Review: Punk Attitude - A Film By Don Letts

Don Letts is a fairly historic figure in punk history for single-handedly introducing reggae and dub to the nascent UK punk scene. In 1978 he put together The Punk Rock Movie, which boasts the production values of a Mexican snuff film. In 1995 he released Punk:Attitude, a beautifully assembled and fairly expansive overview of punk history. It's probably as objective as you can get for a genre that loathes objectivity. It leaves out some things, relies on unreliable sources and was led by the nose sometimes by available sources and footage, but all-in-all it's worthwhile and not a bad interpretation of history.

Punk is the most subjective of all genres. It insists it's "about something", anything can be punk as long as a self-proclaimed punk says it's punk and the people involved are many times the least mentally equipped to give honest assessments. Punk:Attitude repeatedly turns to Henry Rollins and Jello Biafra as authoritative sources. Jello is functionally insane and Henry is as bitter as raw horseradish. Having a lot of strong opinions doesn't make you an expert, especially when you have axes to grind. Jim Jarmusch is the most level-headed of the bunch and when he appears the film feels like a documentary and not a profile of talented kooks. The hook of the film is that punk is all about having an F.U. attitude, as if the music it grew out of didn't. Right.

The film's website claims "PUNK:ATTITUDE takes a highly original look at this movement." Actually it's very much like Volumes 8, 9 and 10 of Warners' History Of Rock and Roll, a truly great series from 1995. I wish the film dealt less with horrid cliches such as punk was a rebellion against the 20 minute guitar/keyboard solo and everybody at an early Sex Pistols/Ramones show started a band. While they may be true to an extent the ideas were beaten to death in the last ten punk documentaries I've seen. I also quickly tired of everyone saying this and that was "punk rock". My favorite was "The Internet is a punk idea".

Punk:Attitude could have been new and innovative in a field of study stuck in the same old punchlines, but it's not possible when everyone has an agenda. I'm convinced only a true outsider can make the definitive punk documentary. Up till now they've mostly been alike and about as objective as the Manson Girls on Charlie. It has to be somebody outside the scene who can sort through the lies, propaganda and self-promotion.
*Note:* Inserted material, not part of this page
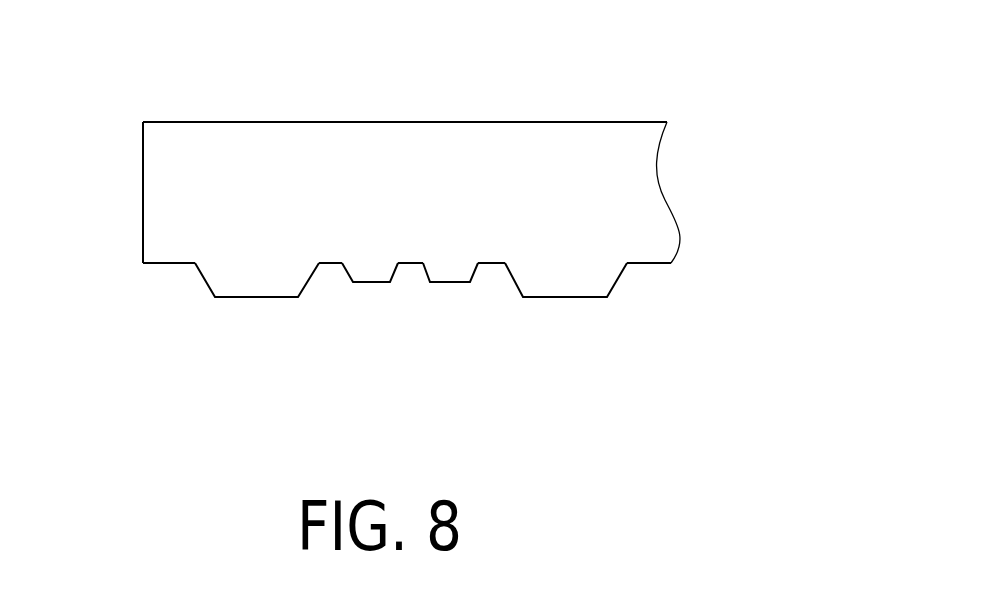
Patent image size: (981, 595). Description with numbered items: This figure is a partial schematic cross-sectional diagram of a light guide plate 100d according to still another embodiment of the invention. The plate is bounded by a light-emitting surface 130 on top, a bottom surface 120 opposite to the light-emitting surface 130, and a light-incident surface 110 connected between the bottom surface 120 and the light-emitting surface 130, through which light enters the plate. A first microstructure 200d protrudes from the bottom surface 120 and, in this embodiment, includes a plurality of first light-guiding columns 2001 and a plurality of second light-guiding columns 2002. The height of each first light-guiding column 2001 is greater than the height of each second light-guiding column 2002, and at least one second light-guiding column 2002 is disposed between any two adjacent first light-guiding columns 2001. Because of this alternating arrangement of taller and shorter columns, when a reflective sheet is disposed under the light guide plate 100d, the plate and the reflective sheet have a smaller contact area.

Siouxsie Sioux is aging into Al Lewis. John Cale looks like he could pick up a truck. John Cooper Clarke appears to have the same clothes, glasses and hair he did almost 30 years ago. It's like a Batman villain aimed a prune ray at him. Put a mullet wig on poor Mick Jones and he could play Riff-Raff in Rocky Horror. David Johansen looks like an old transvestite ape (no offense). I want to rub Howard Devoto's massive, shiny and perfectly round head for luck. Captain Sensible looks healthy. So does Steve Jones. Ari Up is nuts but she has that Jewish Rasta Hippie thing down to a science.


Blogger Sean Pelette said...

This comment has been removed by a blog administrator.

9:13 PM

Blogger Sean Pelette said...

I also quickly tired of everyone saying this and that was "punk rock". My favorite was "The Internet is a punk idea".


9:17 PM

Blogger Robert G. said...

For years, I've been waiting for someone to convince me that the "DIY" "punk" attitude is in any way unique to the genre.

Anybody who's read anything about the early years of the English prog scene could tell you that the attitude wasn't much different: bands often recorded their own cheapo demos, put together their own show stagings on a shoestring budget and generally slogged it out. The two principal differences were that they didn't sneer in a reactionary way at the craft of musicianship, or make such an effort to cover up their non-working-class backgrounds (exhibit A: the late fagmaster and Old Boy John Mellor, aka J. Strummer).

And BTW, in recent years, I've read that post-rock was both the new punk and the new progressive. Go figure.